Update: Amazon caves to Macmillan’s demands! Read on to learn more about the dispute:
After Macmillan Publishers challenged Amazon‘s pricing of e-books for Kindle users, Amazon retaliated on Friday by pulling not only all e-books by Macmillan authors but also physical literature by the publisher as well.
Macmillan is a large international publishing house with smaller presses such as Farrar, Straus & Giroux, St. Martins Press and Henry Holt under its wing. Macmillan’s decision to pressure Amazon to raise its prices for e-books has caused Amazon to render its digital shelves purposefully bereft of books by authors like Jeffrey Eugenides and Hilary Mantel.

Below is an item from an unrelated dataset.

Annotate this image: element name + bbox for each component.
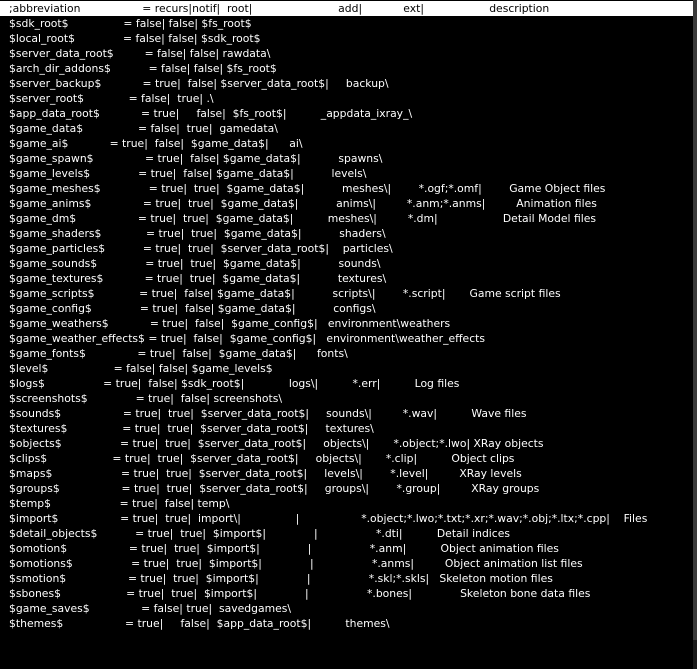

According to The New York Times, the dispute has developed over the past year as several publishers began to express their irritation about Amazon’s low price for Kindle books, which are all available to consumers at $9.99 a pop. In a letter he posted to Publisher’s Lunch, Macmillan’s CEO John Sargent wrote that he regrets to have “reached an impasse” with Amazon.com, but feels that the publishing industry needs a business model that insures “that intellectual property can be widely available digitally at a price that is both fair to the consumer and allows those who create it and publish it to be fairly compensated.” Sargent had been trying to get Amazon to agree to a system that would allow publishers to price e-books individually, within the range of $12.99-$14.99 for many popular titles, rather than all at one fixed price.
Since Amazon’s seemingly brash move on Friday, consumers have had to purchase Macmillan books through third parties on the site. As digital books gain popularity, it is increasingly more important for retailers to be able to provide a variety of online titles for their readers. An article by the Associated Press quotes that Amazon currently sells six digital books for every 10 physical ones of books it sells in either format. The release of Apple’s iPad last week adds another ingredient to this muddied elixir, as Apple has purportedly offered to allow publishers more control over pricing e-books.
Amazon and Macmillan have so far refused to comment on their feud. Associated Press writer Andrew Vanacore highlights how author John Scalzi, whose books have been released through Tor, a division of Macmillan, believes that Amazon’s move would have “a long-term effect on Amazon’s relationship with publishers, and not the one Amazon is likely to want.”